А потом мы расписались тихо и мирно, пригласив на торжество только тётю Катю, Риту и Ваню. Зачем нам нужен кто-то ещё, если рядом такие чудесные люди? После мы двое суток провели впятером в нашем загородном доме, и тётя Катя учила мужиков закидывать удочки. Чумовая женщина, зато на ужин у нас была жареная рыба, а пятеро счастливых людей уплетали карасей, смеясь и рассказывая друг другу какие-то глупости. И в тот момент я, носящая ребёнка под сердцем, с новеньким кольцом на пальце, поняла, что такое простое семейное счастье.
Оно ведь в мелочах, правда? В радуге после дождя, в шуме волн, накатывающих на берег, в звуках смеха тех, кого ты любишь и людях, которые тебя ценят просто потому, что ты вот такой – глупый и несовершенный – существуешь.
– У нас всё хорошо, – заверяю, кладя голову Роме на грудь. – Мы гуляли, дышали свежим воздухом и срывали листья с деревьев.
– Какие интересные занятия.

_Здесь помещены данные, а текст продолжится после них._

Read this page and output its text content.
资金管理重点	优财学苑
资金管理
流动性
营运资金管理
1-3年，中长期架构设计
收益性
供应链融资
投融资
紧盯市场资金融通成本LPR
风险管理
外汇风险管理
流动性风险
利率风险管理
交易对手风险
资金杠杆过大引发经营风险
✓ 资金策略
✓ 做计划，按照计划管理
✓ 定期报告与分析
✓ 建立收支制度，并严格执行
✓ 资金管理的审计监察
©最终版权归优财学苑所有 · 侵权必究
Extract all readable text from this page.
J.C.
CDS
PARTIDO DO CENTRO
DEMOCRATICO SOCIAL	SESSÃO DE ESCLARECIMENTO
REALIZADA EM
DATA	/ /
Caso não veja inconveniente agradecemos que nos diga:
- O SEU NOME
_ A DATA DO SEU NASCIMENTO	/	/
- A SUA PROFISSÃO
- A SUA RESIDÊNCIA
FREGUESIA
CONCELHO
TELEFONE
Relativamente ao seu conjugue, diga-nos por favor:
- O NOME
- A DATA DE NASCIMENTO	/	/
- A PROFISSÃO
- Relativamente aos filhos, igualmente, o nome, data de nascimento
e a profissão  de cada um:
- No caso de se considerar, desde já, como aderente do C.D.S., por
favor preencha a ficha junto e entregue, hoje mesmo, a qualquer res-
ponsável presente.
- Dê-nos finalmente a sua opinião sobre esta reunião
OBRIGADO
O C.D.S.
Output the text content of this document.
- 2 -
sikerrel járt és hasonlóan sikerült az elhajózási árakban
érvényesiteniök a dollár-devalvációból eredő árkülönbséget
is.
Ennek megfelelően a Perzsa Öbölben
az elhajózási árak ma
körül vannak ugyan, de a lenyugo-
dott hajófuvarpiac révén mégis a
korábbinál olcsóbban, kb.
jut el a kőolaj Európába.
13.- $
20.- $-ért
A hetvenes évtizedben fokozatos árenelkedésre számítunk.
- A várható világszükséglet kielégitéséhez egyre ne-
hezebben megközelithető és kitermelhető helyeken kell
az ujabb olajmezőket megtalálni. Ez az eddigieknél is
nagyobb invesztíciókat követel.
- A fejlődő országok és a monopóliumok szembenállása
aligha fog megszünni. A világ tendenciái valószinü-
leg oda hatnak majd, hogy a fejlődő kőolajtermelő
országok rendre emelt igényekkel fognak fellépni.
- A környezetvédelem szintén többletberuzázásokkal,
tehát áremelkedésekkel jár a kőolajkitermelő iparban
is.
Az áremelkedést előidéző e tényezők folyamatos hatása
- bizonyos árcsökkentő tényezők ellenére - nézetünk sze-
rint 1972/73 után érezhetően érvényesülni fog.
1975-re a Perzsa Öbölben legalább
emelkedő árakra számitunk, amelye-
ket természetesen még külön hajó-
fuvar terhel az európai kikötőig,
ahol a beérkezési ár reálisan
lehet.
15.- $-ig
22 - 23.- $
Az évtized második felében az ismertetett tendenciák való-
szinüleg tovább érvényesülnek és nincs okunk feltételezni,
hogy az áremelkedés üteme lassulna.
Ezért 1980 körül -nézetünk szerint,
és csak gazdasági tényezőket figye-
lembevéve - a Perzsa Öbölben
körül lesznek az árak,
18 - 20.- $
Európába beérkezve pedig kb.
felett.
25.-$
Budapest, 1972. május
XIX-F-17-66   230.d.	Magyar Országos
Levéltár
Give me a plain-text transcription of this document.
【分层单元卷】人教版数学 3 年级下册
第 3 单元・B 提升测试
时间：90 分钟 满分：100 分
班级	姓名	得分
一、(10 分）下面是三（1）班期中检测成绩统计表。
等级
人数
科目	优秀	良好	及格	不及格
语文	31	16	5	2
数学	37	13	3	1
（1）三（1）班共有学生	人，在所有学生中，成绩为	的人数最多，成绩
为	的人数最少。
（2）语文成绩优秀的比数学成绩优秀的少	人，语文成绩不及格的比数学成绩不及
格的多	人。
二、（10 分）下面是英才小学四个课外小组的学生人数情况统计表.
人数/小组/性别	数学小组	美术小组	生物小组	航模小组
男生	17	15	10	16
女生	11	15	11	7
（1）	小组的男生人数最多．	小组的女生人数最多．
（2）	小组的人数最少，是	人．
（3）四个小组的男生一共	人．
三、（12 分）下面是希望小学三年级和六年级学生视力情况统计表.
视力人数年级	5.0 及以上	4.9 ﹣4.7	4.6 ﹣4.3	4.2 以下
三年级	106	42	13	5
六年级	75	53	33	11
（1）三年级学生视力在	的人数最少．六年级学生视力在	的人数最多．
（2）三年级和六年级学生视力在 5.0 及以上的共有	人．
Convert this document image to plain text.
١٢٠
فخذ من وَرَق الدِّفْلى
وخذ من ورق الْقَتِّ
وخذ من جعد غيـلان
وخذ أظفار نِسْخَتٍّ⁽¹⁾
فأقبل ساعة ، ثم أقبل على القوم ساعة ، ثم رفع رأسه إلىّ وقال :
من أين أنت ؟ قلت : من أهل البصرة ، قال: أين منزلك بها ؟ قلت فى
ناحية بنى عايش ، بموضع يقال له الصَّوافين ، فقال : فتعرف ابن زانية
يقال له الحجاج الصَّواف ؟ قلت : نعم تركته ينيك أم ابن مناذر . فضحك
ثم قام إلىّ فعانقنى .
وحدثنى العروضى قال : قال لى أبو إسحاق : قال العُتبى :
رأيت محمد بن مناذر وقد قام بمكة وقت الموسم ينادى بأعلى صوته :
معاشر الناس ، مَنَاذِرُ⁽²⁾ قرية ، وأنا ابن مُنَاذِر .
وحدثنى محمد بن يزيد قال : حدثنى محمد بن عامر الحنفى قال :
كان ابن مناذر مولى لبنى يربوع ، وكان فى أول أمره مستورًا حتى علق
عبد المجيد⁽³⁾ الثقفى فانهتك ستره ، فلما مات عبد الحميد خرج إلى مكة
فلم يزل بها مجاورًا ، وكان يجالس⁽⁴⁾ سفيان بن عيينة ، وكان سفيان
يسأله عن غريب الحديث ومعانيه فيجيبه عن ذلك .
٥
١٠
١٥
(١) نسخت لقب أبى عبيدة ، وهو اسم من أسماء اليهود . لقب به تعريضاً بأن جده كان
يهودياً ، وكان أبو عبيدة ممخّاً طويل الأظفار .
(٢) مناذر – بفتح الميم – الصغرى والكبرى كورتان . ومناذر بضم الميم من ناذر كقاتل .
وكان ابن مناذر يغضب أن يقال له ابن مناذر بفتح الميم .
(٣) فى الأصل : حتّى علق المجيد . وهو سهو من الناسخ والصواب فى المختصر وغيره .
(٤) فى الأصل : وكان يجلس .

Но я вообще-то потный и вонючий, дай хоть душ принять, – смеётся мой муж, но я только теснее к нему прижимаюсь.
– Ничего не знаю, от тебя чудесно пахнет, – заверяю, а Рома отвечает мне громким хохотом, от которого у него под кожей вибрирует.
– Нет, я знал, что у беременных куча самых странных причуд, но не до такой же степени.
Ха, милый, это я ещё селёдку шоколадом не закусывала.
– Просто помолчи и постой, не мешай беременной женщине наслаждаться, – смеюсь, но Рома не слушается: подхватывает меня под ягодицы и поднимает вверх. – С ума сошёл? Поставь будущего бегемота на место!
Я хлопаю его ладонями по плечам, делаю вид, что сильно сержусь, но он несёт меня в ванную, не обращая внимания ни на какие возражения. Просто делает то, что хочет, а я понимаю, что вот именно такого его и полюбила однажды – мужчину, который способен принимать решения и нести за них ответственность. Мужчину, для которого нет ничего невозможного.
Когда оказываемся в одной кабинке, Рома быстро сбрасывает с себя промокшие вещи, а я лихорадочно помогаю ему, потому что жутко соскучилась.
– Я буду аккуратным, – обещает он, а я закрываю глаза, подставляя лицо поцелуям. – Мы назовём нашего сына Ванькой.
– А если девочка? – смеюсь, утопая в его нежности.
– Ванькой, я сказал, – прикусывает мочку моего уха, а я смотрю в его глаза. – Ну, ладно, если будет девочка, сама выберешь ей имя. Хоть Авдотья, хоть Даздраперма – мне всё равно. Хотя Даздраперма – это уже слишком.
– Спасибо, что разрешил. Постараюсь выбрать не столь экзотическое. Как тебе Екатерина?
– Отлично, – поспешно кивает, прижимая меня спиной к прохладной стенке кабинки.
Я же обхватываю его запястье рукой и прикладываю широкую ладонь с выступающими под кожей венами к своему животу. Он ещё совсем маленький, но в нём уже живёт наш ребёнок. Для него мы выбираем имя и для него делаем ремонт в детской, хотя до родов ещё шесть месяцев. Я просто очень надеюсь, что у меня получится стать хорошей матерью. Не такой, как мать Ромы, с которой я однажды попыталась наладить контакт, но оказалось, что ей от сына нужны только деньги. Рома, узнав о моей вольности, жутко нервничал и сердился. Не на меня – на себя, потому что так и не смог найти слов, чтобы рассказать, какая у него мать. А она оказалась меркантильной настолько, что думать не хочется.
Но больше всего я боюсь стать такой, как моя мать – кровь же всё-таки не водица. Вдруг я тоже начну совершать одну ошибку за другой, кладя на алтарь своей глупости то, чем жертвовать нельзя?
Не хочу быть такой, как мама, у которой на уме лишь воздушные замки и собственная непогрешимость.